Trust the Content-Length header

When you’re implementing a file upload you most probably want to limit the size of the upload. But how do you know the size? Reading the Content-Length header should be obvious but can you really trust it?
No, the client can send whatever he wants, correct?
There are a lot of creative ways to be really sure for instance (using JAX-RS and Commons IO):

byte[] data = IOUtils.toByteArray(inputStream);
if (data.length > MAX_UPLOAD_SIZE) {
   return Response.status(413).build();
}

Don’t do this. You’re loading the whole stream into your servers memory. The memory of your server is limited. It will crash if there’s no memory left. So by trying to validate the upload size you are providing something like a power off button to your users.

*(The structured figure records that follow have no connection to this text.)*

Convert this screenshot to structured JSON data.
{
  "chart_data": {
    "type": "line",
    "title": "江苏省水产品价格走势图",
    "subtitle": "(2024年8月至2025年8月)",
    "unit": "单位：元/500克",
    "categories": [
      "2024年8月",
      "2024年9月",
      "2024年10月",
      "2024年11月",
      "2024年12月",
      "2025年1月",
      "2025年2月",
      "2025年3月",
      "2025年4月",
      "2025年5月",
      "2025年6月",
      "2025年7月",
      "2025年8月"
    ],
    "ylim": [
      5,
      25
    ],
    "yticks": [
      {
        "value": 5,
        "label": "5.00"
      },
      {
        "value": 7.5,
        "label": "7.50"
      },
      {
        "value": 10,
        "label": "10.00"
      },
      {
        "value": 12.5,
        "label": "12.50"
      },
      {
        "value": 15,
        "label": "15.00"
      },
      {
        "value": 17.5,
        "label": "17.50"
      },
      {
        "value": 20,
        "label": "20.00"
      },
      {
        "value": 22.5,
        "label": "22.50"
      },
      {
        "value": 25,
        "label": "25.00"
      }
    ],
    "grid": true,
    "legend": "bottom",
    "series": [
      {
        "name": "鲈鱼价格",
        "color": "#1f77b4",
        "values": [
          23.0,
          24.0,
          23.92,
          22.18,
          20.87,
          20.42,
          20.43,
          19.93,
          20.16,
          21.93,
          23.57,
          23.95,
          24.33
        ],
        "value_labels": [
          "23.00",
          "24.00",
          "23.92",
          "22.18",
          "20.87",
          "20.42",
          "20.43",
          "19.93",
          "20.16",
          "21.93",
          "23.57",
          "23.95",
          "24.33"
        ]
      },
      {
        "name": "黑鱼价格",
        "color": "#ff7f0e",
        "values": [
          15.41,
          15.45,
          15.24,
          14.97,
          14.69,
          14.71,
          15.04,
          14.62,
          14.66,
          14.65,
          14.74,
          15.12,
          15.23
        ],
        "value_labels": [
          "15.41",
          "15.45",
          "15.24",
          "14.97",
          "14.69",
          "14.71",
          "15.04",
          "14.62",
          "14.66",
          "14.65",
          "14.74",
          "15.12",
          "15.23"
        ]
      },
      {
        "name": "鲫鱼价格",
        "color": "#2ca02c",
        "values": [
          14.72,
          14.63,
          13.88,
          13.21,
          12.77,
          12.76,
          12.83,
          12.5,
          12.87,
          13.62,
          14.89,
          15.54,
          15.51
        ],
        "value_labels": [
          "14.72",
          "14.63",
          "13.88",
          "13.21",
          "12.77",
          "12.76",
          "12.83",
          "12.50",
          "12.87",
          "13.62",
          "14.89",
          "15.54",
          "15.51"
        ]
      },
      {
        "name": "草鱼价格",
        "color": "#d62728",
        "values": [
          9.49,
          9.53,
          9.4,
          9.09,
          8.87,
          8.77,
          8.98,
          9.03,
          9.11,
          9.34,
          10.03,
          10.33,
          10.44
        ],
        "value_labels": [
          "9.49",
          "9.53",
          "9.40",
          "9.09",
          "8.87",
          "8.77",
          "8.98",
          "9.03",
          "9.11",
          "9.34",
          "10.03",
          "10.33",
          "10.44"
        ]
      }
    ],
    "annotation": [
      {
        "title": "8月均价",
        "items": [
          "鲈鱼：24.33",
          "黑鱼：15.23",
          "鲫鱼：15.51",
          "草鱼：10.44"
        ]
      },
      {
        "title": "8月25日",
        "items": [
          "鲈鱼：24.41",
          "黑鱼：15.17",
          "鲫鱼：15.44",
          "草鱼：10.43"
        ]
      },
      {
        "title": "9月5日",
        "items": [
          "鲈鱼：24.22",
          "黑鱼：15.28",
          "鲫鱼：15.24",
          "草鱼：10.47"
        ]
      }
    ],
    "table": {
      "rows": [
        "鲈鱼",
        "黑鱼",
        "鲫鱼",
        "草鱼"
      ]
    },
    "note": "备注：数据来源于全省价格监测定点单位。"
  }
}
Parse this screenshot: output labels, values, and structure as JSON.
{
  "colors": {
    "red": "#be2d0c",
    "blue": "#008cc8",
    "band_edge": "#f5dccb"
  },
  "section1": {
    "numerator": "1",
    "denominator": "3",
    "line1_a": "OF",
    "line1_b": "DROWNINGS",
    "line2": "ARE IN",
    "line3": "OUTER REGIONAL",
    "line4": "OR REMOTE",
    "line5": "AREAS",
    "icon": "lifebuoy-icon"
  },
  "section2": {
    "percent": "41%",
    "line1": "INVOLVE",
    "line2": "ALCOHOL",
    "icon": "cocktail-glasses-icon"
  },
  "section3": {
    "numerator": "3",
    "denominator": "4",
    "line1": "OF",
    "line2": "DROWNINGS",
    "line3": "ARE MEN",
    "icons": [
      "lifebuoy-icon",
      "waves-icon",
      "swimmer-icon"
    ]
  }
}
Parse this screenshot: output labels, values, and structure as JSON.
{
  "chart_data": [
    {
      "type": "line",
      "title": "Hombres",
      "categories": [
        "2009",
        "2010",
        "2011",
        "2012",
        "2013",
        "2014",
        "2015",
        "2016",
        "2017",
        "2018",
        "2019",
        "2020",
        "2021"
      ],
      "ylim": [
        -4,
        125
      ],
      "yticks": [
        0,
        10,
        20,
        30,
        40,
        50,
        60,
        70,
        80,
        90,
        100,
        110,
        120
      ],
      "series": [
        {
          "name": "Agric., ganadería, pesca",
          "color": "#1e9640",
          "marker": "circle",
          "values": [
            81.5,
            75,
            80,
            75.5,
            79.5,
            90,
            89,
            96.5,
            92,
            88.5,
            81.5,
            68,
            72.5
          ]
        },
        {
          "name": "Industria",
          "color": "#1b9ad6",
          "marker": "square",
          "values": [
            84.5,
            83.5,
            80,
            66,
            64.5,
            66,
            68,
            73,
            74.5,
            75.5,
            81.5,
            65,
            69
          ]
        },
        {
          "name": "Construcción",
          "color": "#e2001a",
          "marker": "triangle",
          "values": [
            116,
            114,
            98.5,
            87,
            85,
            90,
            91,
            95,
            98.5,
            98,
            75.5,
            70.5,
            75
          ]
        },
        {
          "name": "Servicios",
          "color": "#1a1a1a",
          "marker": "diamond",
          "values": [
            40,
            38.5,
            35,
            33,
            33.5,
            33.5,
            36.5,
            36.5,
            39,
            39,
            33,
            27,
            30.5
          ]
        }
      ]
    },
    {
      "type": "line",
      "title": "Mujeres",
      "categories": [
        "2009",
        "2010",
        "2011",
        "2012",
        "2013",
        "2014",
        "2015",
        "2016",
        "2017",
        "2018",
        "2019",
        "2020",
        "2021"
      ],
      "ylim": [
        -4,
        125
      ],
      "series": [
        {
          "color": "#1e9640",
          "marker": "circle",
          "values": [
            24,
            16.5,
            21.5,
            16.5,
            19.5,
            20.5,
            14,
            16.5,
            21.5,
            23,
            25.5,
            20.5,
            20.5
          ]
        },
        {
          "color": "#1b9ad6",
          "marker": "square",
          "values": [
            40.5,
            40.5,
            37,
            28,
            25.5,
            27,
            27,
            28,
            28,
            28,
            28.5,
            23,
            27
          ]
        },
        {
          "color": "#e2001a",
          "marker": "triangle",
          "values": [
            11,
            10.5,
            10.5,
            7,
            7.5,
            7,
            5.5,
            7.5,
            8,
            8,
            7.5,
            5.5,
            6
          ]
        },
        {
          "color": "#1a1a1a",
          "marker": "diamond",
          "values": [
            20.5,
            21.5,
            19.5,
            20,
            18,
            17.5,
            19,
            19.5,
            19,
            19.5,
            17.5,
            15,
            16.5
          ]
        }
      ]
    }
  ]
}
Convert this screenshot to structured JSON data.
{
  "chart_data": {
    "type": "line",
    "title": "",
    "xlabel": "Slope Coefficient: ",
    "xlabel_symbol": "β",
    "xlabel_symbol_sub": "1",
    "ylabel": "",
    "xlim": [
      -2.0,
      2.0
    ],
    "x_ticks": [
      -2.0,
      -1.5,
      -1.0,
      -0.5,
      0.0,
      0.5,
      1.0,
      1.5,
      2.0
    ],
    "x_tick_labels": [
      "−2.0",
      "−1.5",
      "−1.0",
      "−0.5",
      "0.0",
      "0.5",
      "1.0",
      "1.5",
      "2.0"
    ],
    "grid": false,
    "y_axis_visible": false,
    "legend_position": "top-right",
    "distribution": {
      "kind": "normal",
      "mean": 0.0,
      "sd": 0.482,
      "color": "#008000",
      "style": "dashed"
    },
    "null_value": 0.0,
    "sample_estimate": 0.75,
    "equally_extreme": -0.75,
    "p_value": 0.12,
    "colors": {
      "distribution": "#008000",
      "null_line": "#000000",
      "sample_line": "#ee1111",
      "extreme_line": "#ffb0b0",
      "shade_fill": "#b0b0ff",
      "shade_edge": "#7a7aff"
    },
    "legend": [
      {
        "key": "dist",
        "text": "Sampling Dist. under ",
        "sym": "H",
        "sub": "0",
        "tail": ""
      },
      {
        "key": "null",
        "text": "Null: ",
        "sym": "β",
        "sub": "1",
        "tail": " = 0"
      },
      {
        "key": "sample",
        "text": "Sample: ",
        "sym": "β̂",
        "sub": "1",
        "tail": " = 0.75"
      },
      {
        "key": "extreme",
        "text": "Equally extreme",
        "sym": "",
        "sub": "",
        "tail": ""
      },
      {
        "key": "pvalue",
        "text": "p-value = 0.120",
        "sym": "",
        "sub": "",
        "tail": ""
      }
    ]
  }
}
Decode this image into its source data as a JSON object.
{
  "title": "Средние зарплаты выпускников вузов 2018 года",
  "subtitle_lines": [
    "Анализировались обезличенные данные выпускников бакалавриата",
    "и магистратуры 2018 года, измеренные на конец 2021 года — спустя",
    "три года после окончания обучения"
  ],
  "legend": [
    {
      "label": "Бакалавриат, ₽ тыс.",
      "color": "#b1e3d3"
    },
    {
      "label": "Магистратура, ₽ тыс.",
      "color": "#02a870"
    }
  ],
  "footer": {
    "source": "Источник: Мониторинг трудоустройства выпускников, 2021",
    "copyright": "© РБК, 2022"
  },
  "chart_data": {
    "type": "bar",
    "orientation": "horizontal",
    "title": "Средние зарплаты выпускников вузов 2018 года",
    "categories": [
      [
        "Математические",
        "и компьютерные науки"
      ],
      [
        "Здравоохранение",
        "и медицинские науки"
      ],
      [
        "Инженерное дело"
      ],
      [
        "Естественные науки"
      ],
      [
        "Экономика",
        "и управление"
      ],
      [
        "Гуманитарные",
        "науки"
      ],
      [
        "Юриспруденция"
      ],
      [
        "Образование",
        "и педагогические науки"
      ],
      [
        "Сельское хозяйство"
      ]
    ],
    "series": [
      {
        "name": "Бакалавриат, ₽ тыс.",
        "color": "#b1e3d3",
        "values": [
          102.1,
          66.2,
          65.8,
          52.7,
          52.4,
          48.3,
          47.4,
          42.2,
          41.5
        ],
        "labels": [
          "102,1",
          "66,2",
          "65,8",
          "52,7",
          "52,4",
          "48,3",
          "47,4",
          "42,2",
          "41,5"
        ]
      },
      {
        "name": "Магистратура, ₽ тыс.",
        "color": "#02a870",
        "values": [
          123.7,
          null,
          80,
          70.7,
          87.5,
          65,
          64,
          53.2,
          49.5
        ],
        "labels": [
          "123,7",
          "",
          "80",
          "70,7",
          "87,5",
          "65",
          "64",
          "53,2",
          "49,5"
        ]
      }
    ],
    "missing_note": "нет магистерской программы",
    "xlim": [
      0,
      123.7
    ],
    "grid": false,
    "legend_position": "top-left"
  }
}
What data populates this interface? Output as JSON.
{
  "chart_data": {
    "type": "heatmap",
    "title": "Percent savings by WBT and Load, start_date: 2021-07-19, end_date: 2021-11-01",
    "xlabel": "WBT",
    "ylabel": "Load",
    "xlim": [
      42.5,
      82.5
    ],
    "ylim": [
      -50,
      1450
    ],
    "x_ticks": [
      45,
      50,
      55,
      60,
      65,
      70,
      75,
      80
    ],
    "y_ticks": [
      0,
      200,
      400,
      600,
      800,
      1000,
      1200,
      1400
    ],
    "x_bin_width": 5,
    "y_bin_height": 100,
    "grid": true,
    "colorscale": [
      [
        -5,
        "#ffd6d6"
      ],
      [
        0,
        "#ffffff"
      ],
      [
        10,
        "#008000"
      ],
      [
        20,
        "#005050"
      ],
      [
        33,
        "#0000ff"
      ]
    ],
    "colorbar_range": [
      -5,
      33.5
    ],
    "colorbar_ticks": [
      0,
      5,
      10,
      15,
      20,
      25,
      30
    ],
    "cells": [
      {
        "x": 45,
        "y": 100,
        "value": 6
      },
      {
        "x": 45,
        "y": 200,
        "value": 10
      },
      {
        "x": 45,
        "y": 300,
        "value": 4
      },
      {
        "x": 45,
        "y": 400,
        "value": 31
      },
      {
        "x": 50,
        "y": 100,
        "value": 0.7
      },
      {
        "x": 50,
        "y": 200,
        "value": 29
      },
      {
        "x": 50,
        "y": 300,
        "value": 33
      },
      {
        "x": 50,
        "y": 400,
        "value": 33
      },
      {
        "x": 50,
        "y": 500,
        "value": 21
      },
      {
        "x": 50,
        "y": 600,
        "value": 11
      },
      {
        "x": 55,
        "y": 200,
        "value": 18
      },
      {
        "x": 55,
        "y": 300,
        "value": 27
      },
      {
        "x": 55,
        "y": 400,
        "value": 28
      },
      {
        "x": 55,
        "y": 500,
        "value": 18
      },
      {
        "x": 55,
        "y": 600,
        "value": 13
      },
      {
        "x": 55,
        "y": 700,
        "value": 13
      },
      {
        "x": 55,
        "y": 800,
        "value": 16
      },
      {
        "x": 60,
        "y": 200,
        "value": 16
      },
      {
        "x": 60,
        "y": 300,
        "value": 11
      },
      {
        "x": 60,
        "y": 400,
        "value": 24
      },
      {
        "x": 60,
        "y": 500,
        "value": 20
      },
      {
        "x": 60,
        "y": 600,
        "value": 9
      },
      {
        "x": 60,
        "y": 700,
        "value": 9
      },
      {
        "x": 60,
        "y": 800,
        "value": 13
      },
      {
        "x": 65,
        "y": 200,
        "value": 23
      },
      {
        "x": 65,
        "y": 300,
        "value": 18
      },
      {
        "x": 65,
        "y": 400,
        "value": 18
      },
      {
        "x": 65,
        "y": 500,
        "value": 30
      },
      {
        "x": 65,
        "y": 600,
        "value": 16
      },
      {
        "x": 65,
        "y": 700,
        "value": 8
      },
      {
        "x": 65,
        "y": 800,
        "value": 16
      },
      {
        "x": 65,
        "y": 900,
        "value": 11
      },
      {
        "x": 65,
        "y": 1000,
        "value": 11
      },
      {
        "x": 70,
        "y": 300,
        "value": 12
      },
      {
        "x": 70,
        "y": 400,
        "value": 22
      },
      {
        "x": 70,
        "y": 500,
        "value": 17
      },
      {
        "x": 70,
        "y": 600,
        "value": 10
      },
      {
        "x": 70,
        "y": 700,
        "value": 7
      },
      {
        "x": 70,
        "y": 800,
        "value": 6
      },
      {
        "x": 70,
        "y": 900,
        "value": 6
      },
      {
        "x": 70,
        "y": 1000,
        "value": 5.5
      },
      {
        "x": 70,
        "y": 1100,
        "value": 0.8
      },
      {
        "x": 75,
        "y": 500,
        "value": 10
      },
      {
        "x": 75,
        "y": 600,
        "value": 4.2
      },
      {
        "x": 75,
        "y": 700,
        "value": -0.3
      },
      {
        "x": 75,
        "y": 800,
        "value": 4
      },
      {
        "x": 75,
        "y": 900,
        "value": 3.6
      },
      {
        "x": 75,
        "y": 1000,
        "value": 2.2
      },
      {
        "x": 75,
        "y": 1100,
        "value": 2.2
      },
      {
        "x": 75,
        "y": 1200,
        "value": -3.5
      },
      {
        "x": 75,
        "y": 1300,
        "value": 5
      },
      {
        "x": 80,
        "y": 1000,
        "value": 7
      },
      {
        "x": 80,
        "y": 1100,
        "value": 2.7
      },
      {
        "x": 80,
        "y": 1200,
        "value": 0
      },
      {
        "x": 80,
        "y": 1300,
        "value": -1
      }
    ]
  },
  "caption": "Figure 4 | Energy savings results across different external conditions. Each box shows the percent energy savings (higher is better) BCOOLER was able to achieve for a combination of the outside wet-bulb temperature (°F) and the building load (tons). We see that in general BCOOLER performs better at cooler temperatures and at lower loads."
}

The solution is easier. Trust the Content-Length header and validate if the size is ok. The rest should be handled by your server. It will simply stop reading when the Content-Length header size is reached.

You don’t know if your server or application framework really handles this for you? Implement a resource which returns the uploaded data and do a simple test:

$ curl -X POST \
  -F 'file=foobar' \
  -H 'Content-Length: 90' \
  https://myserver/files
$ foo

This will do a multipart/form-data upload with a part named ‘file’ with ‘foobar’ as content. The response should be ‘foo’ without ‘bar’ but why am I using a Content-Length of 90 instead of 3(the length of ‘foo’)? A multipart/form-data request can contain multiple parts separated by a boundary so the request body is a bit longer:

------------------------------123f00f00f00
Content-Disposition: form-data; name="file"
foobar
------------------------------123f00f00f00--

Keep in mind that the Content-Length header covers the whole request data of multiple files.